George Floyd’s brother has revealed how he came within feet of Derek Chauvin on the first day of the trial, and while he felt disgusted, he had no desire to harm the police officer charged with murder.
Terrence Floyd, 44, who is one of three brothers of the man whose live was taken last spring, has been attending every day of the trial of Mr Chauvin.
He said it was intense and emotional, not only having to rewatch the video of Mr Chauvin kneeling on his brother’s neck for more than eight minutes as the unarmed African American man gasped he could not breathe, but being in the court room while he was.
“That has been intense, because for the last year, I’ve been seeing this particular person, Chauvin, on TV. But to see him up close, it brings on a whole bunch of emotions,” he told The Independent.

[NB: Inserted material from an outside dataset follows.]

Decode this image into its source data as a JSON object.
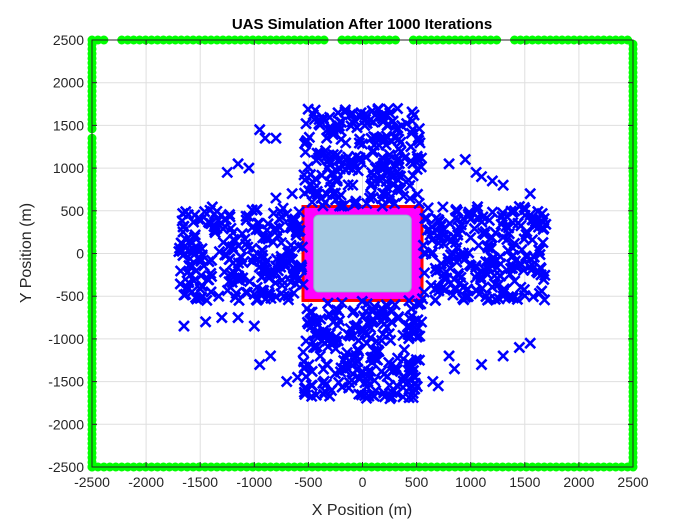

“You know there’s ‘Why?’ factor. ‘What was on your mind?’ But you can’t get to him to talk to him about that. But that’s just my curiosity. It’s been intense to relive this all over again, and to see him, in arm’s reach. It’s just an intense emotional feeling.”
Mr Floyd said on the very first day of the trial he was even closer to the former police officer, during a break in proceedings.

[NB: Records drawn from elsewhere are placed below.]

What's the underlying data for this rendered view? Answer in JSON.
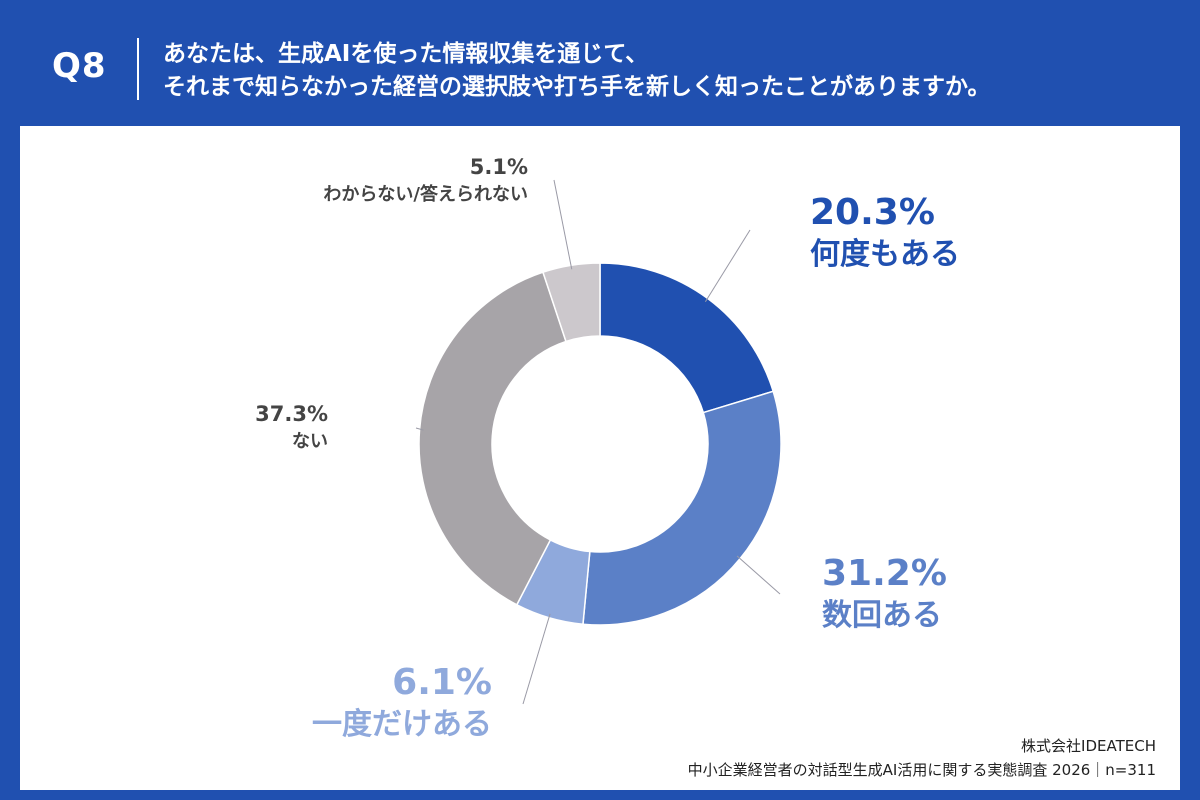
{
  "header": {
    "question_label": "Q8",
    "question_line1": "あなたは、生成AIを使った情報収集を通じて、",
    "question_line2": "それまで知らなかった経営の選択肢や打ち手を新しく知ったことがありますか。"
  },
  "footer": {
    "company": "株式会社IDEATECH",
    "survey": "中小企業経営者の対話型生成AI活用に関する実態調査 2026｜n=311"
  },
  "colors": {
    "frame": "#2050b0",
    "panel": "#ffffff"
  },
  "chart_data": {
    "type": "pie",
    "variant": "donut",
    "start_angle_deg": 0,
    "direction": "clockwise",
    "slices": [
      {
        "value": 20.3,
        "value_label": "20.3%",
        "category": "何度もある",
        "color": "#2050b0",
        "label_color": "#2050b0",
        "label_size": "large"
      },
      {
        "value": 31.2,
        "value_label": "31.2%",
        "category": "数回ある",
        "color": "#5b80c7",
        "label_color": "#5b80c7",
        "label_size": "large"
      },
      {
        "value": 6.1,
        "value_label": "6.1%",
        "category": "一度だけある",
        "color": "#8fa9dc",
        "label_color": "#8fa9dc",
        "label_size": "large"
      },
      {
        "value": 37.3,
        "value_label": "37.3%",
        "category": "ない",
        "color": "#a7a4a8",
        "label_color": "#444444",
        "label_size": "small"
      },
      {
        "value": 5.1,
        "value_label": "5.1%",
        "category": "わからない/答えられない",
        "color": "#ccc8cc",
        "label_color": "#444444",
        "label_size": "small"
      }
    ]
  }
}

“It was recess. And I came outside the court through a a vestibule. And I was sitting down, and I guess he walked out. I stood up just to stretch my legs, but he came out at the same time,” he said.
“And I got a question [afterwards from my friends] ‘Did I want grab him and put my knee on his neck’. And I said no, I didn’t I didn’t feel that way. I felt disgusted, but I didn’t feel like doing any harm to him because I didn’t think it would prove a point. It wouldn’t prove a point.”
Mr Chauvin is charged with second-degree murder, third-degree murder and second-degree manslaughter. He has pleaded not guilty.
While he did not testify on his own behalf during the trial, the defence has sought to reject the prosecution’s claims, that his actions on May 25 of last year were responsible for George Floyd’s death.
The jury will be told to consider each charge and verdict separately. Mr Chauvin could be found guilty of one charge but be acquitted of the others. Similarly, he could found guilty or acquitted of all three charges.
Mr Floyd asked that regardless of the outcome, people across the country respond peacefully when the verdict is announced – possibly in just a few days.
“You have a right to be angry. You have a right to protest and let your voice be heard. And to express that anger. But don’t express it in a violent way, express it in a peaceful way,” he said.
He said he understood people were already additionally angry over the killing of Daunte Wright, which took place even as the trial of officer charged with his brother’s death was reaching its final stages.
“It was just like ‘not again?’ And then when you see his age. He’s only two years older than my son. You know that could have been my son. It could have been my friend’s son,” he said.
“And you would think the police department would be on point, and try to do everything in the right way, because this case is on, so they don’t want to get any more drama thrown their way. But it’s not happening. That just disturbs my spirit, [and] my soul because it’s not them dying.”
He said a guilty verdict would be a huge milestone, not just for his family, but the African American community.
“[A guilty verdict] would be a big spark of hope,” he said.
“A sigh of relief that we see change now. It’s not just somebody speaking change, but seeing it. It’d be like a milestone to see change like that happen.”